Final Activity Report Summary - PURAT (Particles in the urban atmosphere: behaviour of fine and ultrafine particles, their spatial variation, and relationships with local policy action)

This project was concerned with exploring the spatial variability of fine (> 1 µm) and ultrafine (> 0.1 µm) particulates in urban atmospheric air. In the run-up phase of the project, quality assurance measures were developed for the field application of Particle size spectrometers (DMPS). Next, five specialised field experiments were conducted to collect urban aerosols at multiple points within the same city. The long-term experiment PURAT-0 in Leipzig established systematic differences in aerosol size distributions between an urban background and a roadside observation site. The distribution of aerosol particles in a narrow street canyon is a strong function of traffic density but also wind direction.

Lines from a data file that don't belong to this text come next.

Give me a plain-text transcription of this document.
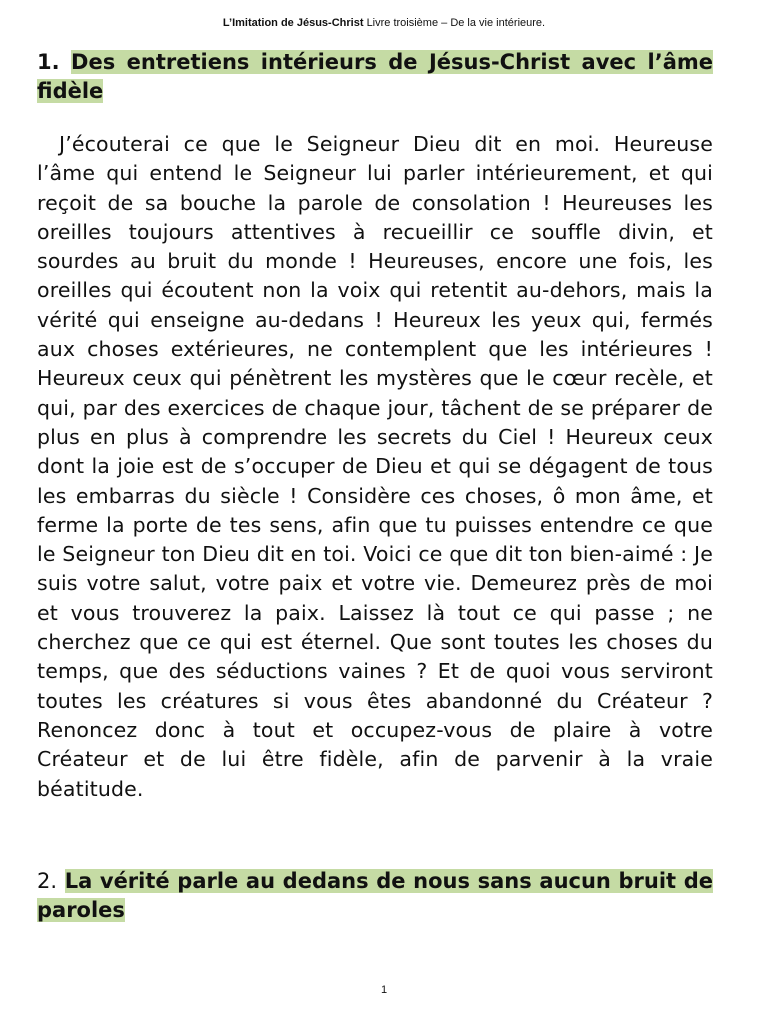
L’Imitation de Jésus-Christ Livre troisième – De la vie intérieure.
1. Des entretiens intérieurs de Jésus-Christ avec l’âme fidèle

J’écouterai ce que le Seigneur Dieu dit en moi. Heureuse l’âme qui entend le Seigneur lui parler intérieurement, et qui reçoit de sa bouche la parole de consolation ! Heureuses les oreilles toujours attentives à recueillir ce souffle divin, et sourdes au bruit du monde ! Heureuses, encore une fois, les oreilles qui écoutent non la voix qui retentit au-dehors, mais la vérité qui enseigne au-dedans ! Heureux les yeux qui, fermés aux choses extérieures, ne contemplent que les intérieures ! Heureux ceux qui pénètrent les mystères que le cœur recèle, et qui, par des exercices de chaque jour, tâchent de se préparer de plus en plus à comprendre les secrets du Ciel ! Heureux ceux dont la joie est de s’occuper de Dieu et qui se dégagent de tous les embarras du siècle ! Considère ces choses, ô mon âme, et ferme la porte de tes sens, afin que tu puisses entendre ce que le Seigneur ton Dieu dit en toi. Voici ce que dit ton bien-aimé : Je suis votre salut, votre paix et votre vie. Demeurez près de moi et vous trouverez la paix. Laissez là tout ce qui passe ; ne cherchez que ce qui est éternel. Que sont toutes les choses du temps, que des séductions vaines ? Et de quoi vous serviront toutes les créatures si vous êtes abandonné du Créateur ? Renoncez donc à tout et occupez-vous de plaire à votre Créateur et de lui être fidèle, afin de parvenir à la vraie béatitude.

2. La vérité parle au dedans de nous sans aucun bruit de paroles
1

During the experiment PURAT-1, ambient size distributions were collected at a total of eleven observation sites, revealing differences in ultrafine particle number concentration of up to two orders of magnitude within the same city. Particle number concentrations in the size range 100-400 nm correlated well between different urban background sites. However, the correlation degraded for ultrafine particles, and when correlations to roadside sites were considered. During the three-month experiment PURAT-2 in the vicinity of the Berlin urban motorway, concentrations of ultrafine particles were measured that range among the highest that have been reported in Germany.

A three-dimensional emission and transport simulation confirmed the spatial patterns of aerosol dispersion around the motorway. Results from PURAT-3 and 4 in Leipzig, confirmed that the particle size distribution is far from spatially homogeneous in the microscale environment around a densely built-up street canyon. The general result is that the number of ultrafine particles tends to be far less homogeneously distributed than particle mass concentrations. The data collected will be of considerable importance for future works, such as an assessment of urban residents' exposure to ultrafine particles, the determination of vehicle emission factors as well as the validation of urban microscale dispersion models.